Multiple myeloma is a blood cancer of the plasma cells and develops in the bone marrow, the soft spongy tissue found in the center of the bones. In addition to plasma cells, bone marrow also contains other blood cells, such as red cells, white cells, and platelets.
Plasma cells in a healthy individual create antibodies that help the body fight off infections and other diseases. In a person with multiple myeloma, the cancerous plasma cells make an abnormal antibody, called a monoclonal protein, or M protein, which can also be called an M-spike, monoclonal immunoglobulin, or paraprotein. The M protein builds up and pushes out the red cells, white cells, and platelets in the bone marrow.
Because there is less room for normal blood cells in the bone marrow, bone damage may occur causing bone pain, osteolytic lesions, which are weak spots on the bones, fractures, or increased levels of calcium in the blood, called hypercalcemia. Decreased blood cell numbers can also cause anemia, excessive bleeding, and a decreased ability to fight off germs or infections. The M protein buildup has the ability to cause kidney damage or damage to other organs if it accumulates too much in the blood or urine.
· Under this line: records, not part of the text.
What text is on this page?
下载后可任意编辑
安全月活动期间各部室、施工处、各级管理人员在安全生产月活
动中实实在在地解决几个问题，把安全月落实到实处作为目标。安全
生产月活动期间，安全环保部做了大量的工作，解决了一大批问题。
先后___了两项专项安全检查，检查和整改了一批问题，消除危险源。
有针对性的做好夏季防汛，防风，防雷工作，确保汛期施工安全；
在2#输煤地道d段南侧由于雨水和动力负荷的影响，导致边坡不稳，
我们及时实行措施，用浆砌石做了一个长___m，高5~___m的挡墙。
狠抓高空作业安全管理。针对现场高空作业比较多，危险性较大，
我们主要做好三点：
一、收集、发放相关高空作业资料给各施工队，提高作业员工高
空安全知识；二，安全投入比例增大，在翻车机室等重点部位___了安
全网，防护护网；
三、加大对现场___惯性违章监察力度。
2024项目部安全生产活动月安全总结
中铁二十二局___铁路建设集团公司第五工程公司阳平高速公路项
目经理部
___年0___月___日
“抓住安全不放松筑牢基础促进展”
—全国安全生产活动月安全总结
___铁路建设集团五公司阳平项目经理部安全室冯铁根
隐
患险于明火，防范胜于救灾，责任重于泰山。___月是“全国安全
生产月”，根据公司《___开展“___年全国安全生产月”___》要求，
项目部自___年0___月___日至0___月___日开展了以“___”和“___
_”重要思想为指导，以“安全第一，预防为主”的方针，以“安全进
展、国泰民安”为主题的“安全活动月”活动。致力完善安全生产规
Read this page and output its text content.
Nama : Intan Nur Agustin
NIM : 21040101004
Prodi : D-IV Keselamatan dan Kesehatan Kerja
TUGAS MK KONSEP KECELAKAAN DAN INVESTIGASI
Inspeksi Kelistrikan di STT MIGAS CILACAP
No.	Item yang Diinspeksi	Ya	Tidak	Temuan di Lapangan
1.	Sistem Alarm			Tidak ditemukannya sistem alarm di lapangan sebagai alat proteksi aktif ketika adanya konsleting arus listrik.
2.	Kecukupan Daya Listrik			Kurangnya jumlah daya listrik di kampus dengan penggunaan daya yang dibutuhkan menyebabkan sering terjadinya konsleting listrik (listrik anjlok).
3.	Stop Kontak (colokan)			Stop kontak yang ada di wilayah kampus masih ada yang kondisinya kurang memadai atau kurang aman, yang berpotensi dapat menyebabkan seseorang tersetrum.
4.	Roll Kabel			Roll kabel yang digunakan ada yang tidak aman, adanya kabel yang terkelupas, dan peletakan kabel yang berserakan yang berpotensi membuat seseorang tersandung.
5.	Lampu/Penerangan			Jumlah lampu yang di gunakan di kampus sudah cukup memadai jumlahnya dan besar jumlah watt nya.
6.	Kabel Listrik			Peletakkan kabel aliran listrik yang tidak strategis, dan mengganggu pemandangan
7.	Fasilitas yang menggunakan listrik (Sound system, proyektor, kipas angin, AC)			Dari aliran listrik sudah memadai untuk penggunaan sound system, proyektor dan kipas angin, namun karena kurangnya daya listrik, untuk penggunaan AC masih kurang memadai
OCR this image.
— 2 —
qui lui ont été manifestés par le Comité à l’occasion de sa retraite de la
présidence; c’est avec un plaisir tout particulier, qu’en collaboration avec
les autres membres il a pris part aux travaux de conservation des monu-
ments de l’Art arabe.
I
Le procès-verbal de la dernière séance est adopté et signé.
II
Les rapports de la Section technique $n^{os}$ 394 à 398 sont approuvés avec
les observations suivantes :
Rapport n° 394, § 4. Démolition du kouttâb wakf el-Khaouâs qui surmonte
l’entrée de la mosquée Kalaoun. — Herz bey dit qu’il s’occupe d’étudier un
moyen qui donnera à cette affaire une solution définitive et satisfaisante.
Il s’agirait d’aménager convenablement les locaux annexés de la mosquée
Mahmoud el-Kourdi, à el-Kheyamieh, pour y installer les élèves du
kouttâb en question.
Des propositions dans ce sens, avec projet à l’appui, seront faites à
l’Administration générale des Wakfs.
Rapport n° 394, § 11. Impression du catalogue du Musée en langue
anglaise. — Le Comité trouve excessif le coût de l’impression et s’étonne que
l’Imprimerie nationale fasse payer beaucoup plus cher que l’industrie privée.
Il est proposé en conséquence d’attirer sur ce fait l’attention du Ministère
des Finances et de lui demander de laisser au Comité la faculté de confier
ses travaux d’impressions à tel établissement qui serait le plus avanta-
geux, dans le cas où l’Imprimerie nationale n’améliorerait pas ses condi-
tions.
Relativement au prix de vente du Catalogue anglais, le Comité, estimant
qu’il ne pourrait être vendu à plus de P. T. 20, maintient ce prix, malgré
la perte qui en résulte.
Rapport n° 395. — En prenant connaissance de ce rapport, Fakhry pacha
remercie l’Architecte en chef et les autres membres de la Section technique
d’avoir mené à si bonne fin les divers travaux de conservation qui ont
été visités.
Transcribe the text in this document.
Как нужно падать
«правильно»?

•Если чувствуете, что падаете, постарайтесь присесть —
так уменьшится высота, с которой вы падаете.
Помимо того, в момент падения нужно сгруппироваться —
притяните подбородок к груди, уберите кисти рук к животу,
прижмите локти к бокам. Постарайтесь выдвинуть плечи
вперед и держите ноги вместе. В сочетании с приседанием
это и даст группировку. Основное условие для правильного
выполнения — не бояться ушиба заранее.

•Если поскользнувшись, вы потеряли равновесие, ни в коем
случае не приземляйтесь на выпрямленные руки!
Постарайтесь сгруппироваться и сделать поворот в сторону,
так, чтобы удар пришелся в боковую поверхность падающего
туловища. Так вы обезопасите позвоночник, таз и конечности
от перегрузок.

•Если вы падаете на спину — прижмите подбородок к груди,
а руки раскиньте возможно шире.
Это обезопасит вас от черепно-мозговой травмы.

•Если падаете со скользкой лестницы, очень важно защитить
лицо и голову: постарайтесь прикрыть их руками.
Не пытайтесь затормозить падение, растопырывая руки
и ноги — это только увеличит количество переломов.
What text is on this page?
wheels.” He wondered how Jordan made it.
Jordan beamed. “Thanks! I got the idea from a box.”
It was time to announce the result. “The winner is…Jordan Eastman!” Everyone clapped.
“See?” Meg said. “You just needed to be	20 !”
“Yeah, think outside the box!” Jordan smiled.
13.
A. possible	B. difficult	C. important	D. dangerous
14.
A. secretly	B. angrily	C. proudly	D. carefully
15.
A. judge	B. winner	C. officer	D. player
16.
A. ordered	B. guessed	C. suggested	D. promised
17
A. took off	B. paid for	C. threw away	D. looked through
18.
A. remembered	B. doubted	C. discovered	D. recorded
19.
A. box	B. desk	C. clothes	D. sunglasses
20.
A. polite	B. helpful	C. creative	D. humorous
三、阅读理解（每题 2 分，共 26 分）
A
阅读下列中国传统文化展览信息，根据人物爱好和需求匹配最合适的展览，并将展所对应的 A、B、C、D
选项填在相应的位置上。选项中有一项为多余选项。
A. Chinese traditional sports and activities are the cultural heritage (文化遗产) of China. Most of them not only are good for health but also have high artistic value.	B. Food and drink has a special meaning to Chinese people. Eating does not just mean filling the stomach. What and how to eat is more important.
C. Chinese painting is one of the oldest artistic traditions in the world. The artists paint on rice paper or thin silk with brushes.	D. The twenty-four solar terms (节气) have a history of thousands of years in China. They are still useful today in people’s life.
Continued research is being done to understand exactly how multiple myeloma forms, but the exact reasoning has not yet been determined. While some mutations have been identified as genetic risk factors, multiple myeloma is not considered a hereditary disease and genetic mutations can vary from person to person.
Multiple myeloma is categorized into three stages, stage I, stage II, or stage III. Stage I is typically less aggressive, while stage III is the most aggressive. Classifying multiple myeloma by stage can lead to a better understanding of the best course of treatment or risk associated with the disease.